Transmedia Storytelling for Transpacific Studies: Migrant Narratives from the Global South

Aarti Smith-Madan

Associate Professor of Spanish & International Studies, Director of HUA Buenos Aires Project Center, Co-Director of Latin American & Caribbean Studies

2019-2020

Project Description
As a Faculty Fellow, I used training and tools from The Global Lab to record and archive migrant narratives from the Global South. By putting firsthand accounts into conversation with representations of migration in Latin American and Indian cultural production, I aimed to understand the ways in which peoples’ stories converge and diverge and, more importantly, to demystify the why behind the commonalities and differences.
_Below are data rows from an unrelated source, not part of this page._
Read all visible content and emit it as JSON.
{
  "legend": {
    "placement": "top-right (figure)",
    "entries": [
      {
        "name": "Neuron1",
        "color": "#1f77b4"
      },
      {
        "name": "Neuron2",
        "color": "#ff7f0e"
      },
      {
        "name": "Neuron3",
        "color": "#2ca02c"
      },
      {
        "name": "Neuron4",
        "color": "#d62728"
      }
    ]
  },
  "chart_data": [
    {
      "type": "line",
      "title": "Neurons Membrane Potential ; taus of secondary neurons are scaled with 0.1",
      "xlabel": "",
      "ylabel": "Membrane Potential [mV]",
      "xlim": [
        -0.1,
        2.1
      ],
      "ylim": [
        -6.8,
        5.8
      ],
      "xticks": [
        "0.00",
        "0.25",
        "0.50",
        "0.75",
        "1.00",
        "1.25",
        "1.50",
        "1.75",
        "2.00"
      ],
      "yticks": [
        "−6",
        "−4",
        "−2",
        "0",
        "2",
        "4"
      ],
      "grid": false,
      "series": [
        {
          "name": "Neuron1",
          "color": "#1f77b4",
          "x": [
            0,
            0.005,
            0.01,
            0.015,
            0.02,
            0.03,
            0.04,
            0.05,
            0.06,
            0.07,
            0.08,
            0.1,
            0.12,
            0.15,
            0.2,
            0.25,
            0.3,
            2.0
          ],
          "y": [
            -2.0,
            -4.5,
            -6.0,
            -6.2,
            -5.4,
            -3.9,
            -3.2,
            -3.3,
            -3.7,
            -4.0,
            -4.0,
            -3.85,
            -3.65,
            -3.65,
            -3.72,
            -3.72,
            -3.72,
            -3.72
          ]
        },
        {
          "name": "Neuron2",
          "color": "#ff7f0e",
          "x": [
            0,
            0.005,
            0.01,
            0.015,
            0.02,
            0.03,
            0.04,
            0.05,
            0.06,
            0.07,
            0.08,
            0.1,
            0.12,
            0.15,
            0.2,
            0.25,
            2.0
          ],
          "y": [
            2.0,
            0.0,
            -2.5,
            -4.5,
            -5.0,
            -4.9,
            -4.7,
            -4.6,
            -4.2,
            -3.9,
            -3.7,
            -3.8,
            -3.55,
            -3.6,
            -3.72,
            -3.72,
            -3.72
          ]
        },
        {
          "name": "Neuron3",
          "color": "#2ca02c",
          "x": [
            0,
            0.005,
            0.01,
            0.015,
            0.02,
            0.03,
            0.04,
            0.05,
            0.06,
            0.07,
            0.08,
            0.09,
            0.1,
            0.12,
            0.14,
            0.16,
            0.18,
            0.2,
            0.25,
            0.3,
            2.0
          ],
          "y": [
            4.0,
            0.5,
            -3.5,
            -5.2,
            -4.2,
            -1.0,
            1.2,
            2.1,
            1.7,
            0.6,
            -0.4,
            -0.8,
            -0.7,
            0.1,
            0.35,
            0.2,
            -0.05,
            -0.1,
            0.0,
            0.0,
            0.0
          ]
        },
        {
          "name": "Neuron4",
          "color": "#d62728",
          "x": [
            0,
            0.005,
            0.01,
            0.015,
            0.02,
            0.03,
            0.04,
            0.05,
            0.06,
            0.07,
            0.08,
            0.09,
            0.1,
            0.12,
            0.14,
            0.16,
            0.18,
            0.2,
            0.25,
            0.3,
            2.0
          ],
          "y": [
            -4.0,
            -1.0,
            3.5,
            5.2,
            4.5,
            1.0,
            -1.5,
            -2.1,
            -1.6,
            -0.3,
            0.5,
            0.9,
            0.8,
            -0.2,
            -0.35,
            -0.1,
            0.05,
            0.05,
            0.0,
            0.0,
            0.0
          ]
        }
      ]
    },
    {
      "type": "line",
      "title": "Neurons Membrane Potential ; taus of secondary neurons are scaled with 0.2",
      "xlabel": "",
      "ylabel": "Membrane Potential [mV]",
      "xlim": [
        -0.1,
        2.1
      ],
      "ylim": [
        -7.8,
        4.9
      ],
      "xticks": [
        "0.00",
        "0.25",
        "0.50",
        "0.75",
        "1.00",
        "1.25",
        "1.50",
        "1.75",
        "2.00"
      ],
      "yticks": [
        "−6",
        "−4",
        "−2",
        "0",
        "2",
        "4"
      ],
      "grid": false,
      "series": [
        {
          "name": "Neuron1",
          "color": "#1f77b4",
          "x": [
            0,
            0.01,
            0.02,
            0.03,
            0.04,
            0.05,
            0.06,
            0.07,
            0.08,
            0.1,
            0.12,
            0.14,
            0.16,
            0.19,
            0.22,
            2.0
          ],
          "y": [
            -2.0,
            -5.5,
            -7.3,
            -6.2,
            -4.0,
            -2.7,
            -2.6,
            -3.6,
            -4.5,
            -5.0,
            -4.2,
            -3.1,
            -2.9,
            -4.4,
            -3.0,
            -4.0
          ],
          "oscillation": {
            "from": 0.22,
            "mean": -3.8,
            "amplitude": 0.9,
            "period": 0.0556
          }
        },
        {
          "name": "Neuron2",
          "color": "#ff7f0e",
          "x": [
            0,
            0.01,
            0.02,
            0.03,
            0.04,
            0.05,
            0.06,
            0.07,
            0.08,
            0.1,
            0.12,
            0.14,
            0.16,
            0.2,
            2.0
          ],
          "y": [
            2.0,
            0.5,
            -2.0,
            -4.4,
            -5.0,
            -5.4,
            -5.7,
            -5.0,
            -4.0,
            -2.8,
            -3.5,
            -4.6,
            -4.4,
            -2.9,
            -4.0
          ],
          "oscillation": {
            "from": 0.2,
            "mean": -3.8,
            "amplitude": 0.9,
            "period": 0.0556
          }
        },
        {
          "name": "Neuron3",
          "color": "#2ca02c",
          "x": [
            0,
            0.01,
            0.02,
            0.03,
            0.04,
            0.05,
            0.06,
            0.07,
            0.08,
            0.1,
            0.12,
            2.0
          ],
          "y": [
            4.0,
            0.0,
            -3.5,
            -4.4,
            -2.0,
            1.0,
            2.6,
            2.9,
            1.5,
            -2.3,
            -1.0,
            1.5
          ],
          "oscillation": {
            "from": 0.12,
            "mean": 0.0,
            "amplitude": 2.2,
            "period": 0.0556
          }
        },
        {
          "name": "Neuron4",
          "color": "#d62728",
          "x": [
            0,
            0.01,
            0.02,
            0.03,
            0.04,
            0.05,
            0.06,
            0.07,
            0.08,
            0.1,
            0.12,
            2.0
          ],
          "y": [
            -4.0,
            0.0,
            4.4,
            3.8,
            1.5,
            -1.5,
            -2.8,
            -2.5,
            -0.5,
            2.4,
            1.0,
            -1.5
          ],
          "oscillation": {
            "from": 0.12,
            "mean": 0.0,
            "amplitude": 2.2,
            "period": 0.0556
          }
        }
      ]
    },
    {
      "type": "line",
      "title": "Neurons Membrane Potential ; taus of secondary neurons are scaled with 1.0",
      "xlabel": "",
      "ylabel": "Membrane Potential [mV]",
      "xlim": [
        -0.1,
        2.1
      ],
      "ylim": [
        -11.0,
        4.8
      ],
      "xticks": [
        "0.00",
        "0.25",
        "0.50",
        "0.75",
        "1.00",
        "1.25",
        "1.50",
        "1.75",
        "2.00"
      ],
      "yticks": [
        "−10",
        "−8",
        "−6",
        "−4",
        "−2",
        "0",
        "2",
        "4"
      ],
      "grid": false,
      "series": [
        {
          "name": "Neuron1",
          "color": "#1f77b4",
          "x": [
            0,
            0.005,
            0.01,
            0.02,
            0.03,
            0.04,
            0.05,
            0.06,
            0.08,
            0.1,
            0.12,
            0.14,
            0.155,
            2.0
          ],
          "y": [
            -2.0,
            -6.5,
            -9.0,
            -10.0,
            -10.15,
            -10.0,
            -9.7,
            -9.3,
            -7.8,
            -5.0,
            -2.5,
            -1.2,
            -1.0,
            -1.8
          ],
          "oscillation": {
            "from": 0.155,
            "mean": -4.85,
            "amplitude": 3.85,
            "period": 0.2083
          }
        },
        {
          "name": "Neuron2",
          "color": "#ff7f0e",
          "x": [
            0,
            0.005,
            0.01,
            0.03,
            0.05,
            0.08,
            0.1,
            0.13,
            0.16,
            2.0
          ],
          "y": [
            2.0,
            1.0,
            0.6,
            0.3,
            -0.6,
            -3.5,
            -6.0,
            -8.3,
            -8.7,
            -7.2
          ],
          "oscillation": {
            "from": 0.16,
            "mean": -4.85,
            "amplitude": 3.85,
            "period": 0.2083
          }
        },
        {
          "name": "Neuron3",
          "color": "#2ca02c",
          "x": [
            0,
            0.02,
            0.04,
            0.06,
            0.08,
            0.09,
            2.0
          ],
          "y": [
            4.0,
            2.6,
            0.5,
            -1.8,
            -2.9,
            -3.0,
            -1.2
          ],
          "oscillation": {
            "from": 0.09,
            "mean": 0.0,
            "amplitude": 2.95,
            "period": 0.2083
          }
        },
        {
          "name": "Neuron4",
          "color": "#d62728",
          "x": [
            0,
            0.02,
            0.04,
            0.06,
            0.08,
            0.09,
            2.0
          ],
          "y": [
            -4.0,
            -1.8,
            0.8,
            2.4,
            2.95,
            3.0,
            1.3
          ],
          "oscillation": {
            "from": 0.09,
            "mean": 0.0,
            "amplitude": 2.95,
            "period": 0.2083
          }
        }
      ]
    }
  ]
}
This work strives, ultimately, to humanize migrants for the general public by using transmedia storytelling to make their narratives accessible.
Highlight of your experience
Because my fellowship term coincided with Thanksgiving break, I took the recording equipment to my immigrant parents’ house and collected oral histories from them as well as my now 95-year-old grandmother, who was a refugee during the India/Pakistan Partition of 1947. My dad was just three months old. I’m grateful to have recorded her story, trauma and all, for posterity. In a sort of convergence of both the temporal and the global, I was struck by how her mid-twentieth-century experience reflected the same trials and tribulations as Venezuelan interviewees with whom I spoke who had fled their home country more recently.